La mobilisation a apporté plus de 100.000 signatures à la pétition ©S.LeClezio/CCAS

Du côté web citoyen, les “négos” ont donné lieu à une mobilisation inédite : pétition en ligne, newsletter et page Facebook de la CCAS ont su trouver de l’écho parmi vous. 

Les négociations autour du financement et des moyens alloués aux Activités Sociales de l’énergie ont été l’occasion pour les électriciens et les gaziers de manifester l’intérêt qu’ils portent à un des éléments essentiels de leur contrat de travail.

Petit retour sur votre mobilisation en soutien à vos Activités Sociales. La pétition mise en ligne le 6 juillet dernier, au tout début de la période estivale, recueille dès le premier mois 5 594 signatures. En août, une newsletter, la première d’une série de sept, adressée aux 190 000 abonnés, fait le point sur les discussions.

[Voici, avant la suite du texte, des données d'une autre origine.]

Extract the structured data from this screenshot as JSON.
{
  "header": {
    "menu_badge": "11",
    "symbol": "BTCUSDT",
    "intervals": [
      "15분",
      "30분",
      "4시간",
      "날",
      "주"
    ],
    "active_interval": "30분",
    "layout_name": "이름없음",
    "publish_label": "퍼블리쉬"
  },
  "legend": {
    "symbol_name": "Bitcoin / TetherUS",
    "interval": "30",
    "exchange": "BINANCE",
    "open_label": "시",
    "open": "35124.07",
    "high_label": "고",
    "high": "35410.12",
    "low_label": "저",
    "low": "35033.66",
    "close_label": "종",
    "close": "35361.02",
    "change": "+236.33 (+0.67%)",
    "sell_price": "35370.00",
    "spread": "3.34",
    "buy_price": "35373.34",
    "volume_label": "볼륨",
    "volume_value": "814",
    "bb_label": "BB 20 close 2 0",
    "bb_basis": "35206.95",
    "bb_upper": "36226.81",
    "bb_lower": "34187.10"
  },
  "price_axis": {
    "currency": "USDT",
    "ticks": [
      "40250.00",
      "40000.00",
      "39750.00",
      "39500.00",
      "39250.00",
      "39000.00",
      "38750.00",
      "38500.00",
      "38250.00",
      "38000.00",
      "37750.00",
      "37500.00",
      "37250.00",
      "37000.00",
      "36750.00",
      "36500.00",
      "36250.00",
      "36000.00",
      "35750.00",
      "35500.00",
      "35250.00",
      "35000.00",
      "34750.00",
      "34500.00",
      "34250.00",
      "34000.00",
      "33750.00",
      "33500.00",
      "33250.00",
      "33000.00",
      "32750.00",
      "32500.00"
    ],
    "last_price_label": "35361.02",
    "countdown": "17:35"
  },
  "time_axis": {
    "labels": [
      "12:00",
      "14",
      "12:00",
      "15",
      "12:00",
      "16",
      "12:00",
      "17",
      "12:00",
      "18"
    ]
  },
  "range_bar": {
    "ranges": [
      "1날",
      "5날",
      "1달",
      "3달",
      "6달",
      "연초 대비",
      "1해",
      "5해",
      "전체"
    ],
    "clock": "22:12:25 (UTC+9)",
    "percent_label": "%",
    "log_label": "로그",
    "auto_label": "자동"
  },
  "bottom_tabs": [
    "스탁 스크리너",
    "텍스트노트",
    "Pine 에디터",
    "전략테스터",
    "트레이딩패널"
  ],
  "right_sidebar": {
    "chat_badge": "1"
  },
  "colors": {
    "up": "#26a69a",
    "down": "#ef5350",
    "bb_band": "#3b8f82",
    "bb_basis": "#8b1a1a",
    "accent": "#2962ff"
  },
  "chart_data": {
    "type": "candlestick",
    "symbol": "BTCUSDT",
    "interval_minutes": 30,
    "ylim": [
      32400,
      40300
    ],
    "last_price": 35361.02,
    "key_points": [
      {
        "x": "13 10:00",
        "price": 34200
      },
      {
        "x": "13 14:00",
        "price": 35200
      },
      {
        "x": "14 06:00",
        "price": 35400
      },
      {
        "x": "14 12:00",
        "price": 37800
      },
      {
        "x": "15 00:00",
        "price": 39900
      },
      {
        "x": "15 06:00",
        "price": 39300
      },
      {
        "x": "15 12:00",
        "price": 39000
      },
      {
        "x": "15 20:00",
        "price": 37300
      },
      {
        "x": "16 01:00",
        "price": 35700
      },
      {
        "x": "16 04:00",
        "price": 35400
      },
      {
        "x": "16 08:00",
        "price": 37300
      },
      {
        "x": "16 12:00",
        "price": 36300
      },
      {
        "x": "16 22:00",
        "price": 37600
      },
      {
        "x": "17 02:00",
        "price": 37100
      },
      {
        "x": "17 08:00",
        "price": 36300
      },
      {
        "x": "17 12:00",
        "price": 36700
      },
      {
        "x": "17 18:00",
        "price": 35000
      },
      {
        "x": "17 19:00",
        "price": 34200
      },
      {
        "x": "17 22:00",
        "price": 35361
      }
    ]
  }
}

Comme en réponse, vous faites bondir le nombre de signataires à 28 937 ! Dès lors, et jusqu’au mois de janvier, le nombre mensuel des signataires va osciller entre 6 000 et 8 000 pour atteindre, au terme d’actions de terrain et d’explications qui prennent racine, 14 000 signataires pour le seul mois de janvier. Trois journées d’action ont réuni les salariés des IEG sur les unités un peu partout en France : le 18 octobre, le 6 décembre et le 19 janvier… Elles ont été des points forts de votre expression et une occasion d’expliquer les enjeux.

Tous supports confondus, papier et numérique, la pétition pour l’avenir des Activités Sociales dépasse les 105 000 signatures. Au regard des 650 000 bénéficiaires (enfants compris), la pétition rassemble un peu plus de 15 % de la population concernée, ce qui est déjà très important. Rapporté aux effectifs de la branche des IEG, on passe le cap considérable des 70 %… La réalité est sans doute à mi-chemin. Mais le score atteint ne peut pas être interprété autrement que comme un attachement fort et un vif intérêt pour le sort de vos Activités Sociales, tout comme il témoigne de votre capacité de mobilisation solidaire dans une période compliquée de l’histoire du service public de l’énergie.

Le 21 janvier dernier, date à laquelle les employeurs présentaient leurs projets de décisions, vos élus leur remettaient à Paris, comme promis, vos pétitions. Depuis le mois de septembre, date du début de ces discussions, ils ont été un des sujets de débat au cœur des entreprises. Pas les seuls, vous le savez.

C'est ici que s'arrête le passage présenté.